1. What is the result when the quotient of [tex]4x^6[/tex] and [tex]-2x^2[/tex] is raised to the third power?
(1 mark)
Answer:

2. What is the 10th term in the pattern 1, 8, 27, 64 ...?
(1 mark)
Answer:

3. What algebraic expression represents the phrase below?
"Four times a number (x) more than twelve"
(1 mark)
Answer:



Answer :

Certainly! Let's tackle each question step by step.

### Question 1:
What is the result when the quotient of 4x^6 and -2x^2 is raised to the third power?

First, find the quotient of [tex]\(4x^6\)[/tex] and [tex]\(-2x^2\)[/tex]:

[tex]\[ \frac{4x^6}{-2x^2} = -2x^4 \][/tex]

Now, we need to raise this result to the third power:
[tex]\[ (-2x^4)^3 \][/tex]

Using exponential rules:
[tex]\[ (-2)^3 \cdot (x^4)^3 = -8 \cdot x^{12} \][/tex]

So, the answer is:
[tex]\[ \boxed{-8x^{12}} \][/tex]

### Question 2:
What is the 10th term in the pattern 1, 8, 27, 64 ...?

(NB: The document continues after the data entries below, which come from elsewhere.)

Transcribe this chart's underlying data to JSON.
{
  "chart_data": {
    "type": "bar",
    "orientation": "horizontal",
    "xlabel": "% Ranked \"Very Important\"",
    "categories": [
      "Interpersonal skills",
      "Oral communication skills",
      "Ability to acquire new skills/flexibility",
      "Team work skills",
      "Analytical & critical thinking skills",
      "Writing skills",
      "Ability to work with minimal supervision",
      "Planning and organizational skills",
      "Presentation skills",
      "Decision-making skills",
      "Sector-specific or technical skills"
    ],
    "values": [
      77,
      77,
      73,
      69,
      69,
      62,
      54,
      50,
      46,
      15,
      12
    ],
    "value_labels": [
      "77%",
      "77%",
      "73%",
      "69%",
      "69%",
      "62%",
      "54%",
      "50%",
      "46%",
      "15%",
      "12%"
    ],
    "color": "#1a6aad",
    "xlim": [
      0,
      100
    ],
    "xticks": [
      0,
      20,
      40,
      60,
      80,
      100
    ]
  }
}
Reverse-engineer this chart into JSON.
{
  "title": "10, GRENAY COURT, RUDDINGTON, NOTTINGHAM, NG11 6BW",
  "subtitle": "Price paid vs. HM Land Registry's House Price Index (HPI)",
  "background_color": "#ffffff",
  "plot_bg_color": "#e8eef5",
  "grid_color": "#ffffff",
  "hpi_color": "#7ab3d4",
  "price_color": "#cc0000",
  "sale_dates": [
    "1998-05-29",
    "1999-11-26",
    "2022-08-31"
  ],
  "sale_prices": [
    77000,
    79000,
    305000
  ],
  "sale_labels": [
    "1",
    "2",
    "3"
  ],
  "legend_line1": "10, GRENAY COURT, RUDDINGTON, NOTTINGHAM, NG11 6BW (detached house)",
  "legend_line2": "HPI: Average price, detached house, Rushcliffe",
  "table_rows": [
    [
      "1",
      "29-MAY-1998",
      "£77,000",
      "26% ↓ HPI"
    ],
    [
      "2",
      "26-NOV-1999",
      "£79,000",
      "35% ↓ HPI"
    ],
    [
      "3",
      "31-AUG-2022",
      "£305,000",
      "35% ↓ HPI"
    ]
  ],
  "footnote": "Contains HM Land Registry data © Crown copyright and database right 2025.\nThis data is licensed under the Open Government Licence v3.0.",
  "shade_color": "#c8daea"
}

This sequence is a series of cubes:
[tex]\[ 1^3, 2^3, 3^3, 4^3, \ldots \][/tex]

Therefore, the 10th term is:
[tex]\[ 10^3 = 1000 \][/tex]

So, the 10th term is:
[tex]\[ \boxed{1000} \][/tex]

### Question 3:
What algebraic expression represents the phrase "Four times a number (x) more than twelve"?

The phrase translates directly into the algebraic expression as:
[tex]\[ 4x + 12 \][/tex]

So, the expression is:
[tex]\[ \boxed{4x + 12} \][/tex]

These answers fully address each part of the question.